I'm writing a Scala / Spark program following this example. My tools are IntelliJ and sbt. (I'm not using the scala spark shell.) I'm using scala-logging with logback-classic and I need to reduce the logging from Spark or direct the spark logging to a different .log file.

I've tried calling sc.setLogLevel("WARN") in my code where sc is the SparkContext but it has no effect.

To make matters worse the Spark log output comes from several different packages (org.apache.spark, o.a.h.m.lib, o.a.h.s.a, etc.) I hope there is a better way than defining an appender for each package.

How do I turn off Spark logging, or better yet redirect logging from Spark to a different file than the logging calls from my code?

Dean Schulze
  • 9,633
  • 24
  • 100
  • 165
  • Sir, while [docs](https://spark.apache.org/docs/latest/configuration.html#dynamically-loading-spark-properties) do state that `..SparkConf take highest precedence, then flags passed to spark-submit or spark-shell, then options in the spark-defaults.conf file..`, you might still want to look at [`log4j` that `Spark` uses](https://spark.apache.org/docs/latest/configuration.html#configuring-logging) – y2k-shubham Jan 18 '19 at 05:46
  • Did you tried setting logger name = your package. Level= warn in logback xml file ? – Himanshu Ahire Jan 18 '19 at 05:55
  • Copying the log4j.properites that had logging turned down into my src/main/resources had no effect. – Dean Schulze Jan 18 '19 at 16:23

3 Answers3

4

You need to suppress the log messages in the Logger package using

Logger.getLogger("org").setLevel(Level.ERROR)

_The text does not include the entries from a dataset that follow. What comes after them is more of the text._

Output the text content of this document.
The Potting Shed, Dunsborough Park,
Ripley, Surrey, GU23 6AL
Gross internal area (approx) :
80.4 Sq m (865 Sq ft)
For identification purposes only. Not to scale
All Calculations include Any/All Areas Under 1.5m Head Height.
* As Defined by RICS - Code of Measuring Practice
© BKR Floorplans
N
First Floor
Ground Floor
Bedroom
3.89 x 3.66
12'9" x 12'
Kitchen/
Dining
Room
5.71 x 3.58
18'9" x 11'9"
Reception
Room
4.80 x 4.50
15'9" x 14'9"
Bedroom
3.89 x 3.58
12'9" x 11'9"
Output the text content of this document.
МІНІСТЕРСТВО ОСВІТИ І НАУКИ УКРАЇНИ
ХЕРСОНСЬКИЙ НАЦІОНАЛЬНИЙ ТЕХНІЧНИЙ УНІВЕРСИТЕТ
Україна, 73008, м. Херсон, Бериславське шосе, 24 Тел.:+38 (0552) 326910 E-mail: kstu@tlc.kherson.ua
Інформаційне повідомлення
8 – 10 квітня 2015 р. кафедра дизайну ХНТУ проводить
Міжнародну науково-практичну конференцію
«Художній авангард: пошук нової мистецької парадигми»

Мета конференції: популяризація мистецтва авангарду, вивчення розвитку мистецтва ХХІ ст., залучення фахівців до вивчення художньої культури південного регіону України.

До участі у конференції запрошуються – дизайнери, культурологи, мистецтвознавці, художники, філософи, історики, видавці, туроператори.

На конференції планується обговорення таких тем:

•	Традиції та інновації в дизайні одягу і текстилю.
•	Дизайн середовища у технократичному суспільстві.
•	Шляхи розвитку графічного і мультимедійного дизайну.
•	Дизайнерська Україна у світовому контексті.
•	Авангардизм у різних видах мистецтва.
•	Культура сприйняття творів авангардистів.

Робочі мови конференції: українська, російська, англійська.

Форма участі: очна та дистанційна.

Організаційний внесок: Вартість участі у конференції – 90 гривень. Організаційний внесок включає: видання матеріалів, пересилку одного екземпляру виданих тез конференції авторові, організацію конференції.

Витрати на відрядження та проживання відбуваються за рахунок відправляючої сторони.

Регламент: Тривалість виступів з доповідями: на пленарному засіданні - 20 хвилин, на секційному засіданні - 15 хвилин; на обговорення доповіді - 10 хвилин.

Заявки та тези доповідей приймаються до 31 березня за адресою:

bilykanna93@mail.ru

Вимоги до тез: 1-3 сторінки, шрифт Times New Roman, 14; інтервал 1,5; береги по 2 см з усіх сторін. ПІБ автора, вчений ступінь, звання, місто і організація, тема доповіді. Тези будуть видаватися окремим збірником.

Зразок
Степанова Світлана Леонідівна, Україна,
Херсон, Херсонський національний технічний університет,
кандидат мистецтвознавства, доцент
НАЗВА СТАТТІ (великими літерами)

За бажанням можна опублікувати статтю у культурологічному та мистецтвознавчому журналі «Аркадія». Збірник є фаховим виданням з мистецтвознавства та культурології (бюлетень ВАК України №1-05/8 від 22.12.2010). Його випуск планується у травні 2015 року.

Example program - Try this

import org.apache.log4j.{Level, Logger}
import org.apache.spark._
import org.apache.spark.sql._
import org.apache.spark.sql.functions._


object casestudy1 {

  def main(args: Array[String]) {
    Logger.getLogger("org").setLevel(Level.ERROR)
    val spark = SparkSession.builder().appName("Sample-case_study1").master("local[*]").getOrCreate()

    import spark.implicits._

      val df = Seq( (1, "Hello how are you"),(1, "I am fine"),(2, "Yes you are")).toDF("a","b")
      df.show(false)
  }
}
stack0114106
  • 8,534
  • 3
  • 13
  • 38
0

You can set the log level of the spark logger directly from the sparkContext. To reduce the Spark verbosity you must set the level to ERROR that enable spark to write log only on case of error.

val session =  SparkSession.builder().appName("appName").master("local[*]").getOrCreate()
session.sparkContext.setLogLevel("ERROR")
gccodec
  • 343
  • 1
  • 8
0

Turned out to be easy. In my logback.xml I set <root level="error"> to turn off the noise from Spark. I added a <logger name="mypackage" level=debug additivity="false"> with appenders to where I want my log messages to go to.

Dean Schulze
  • 9,633
  • 24
  • 100
  • 165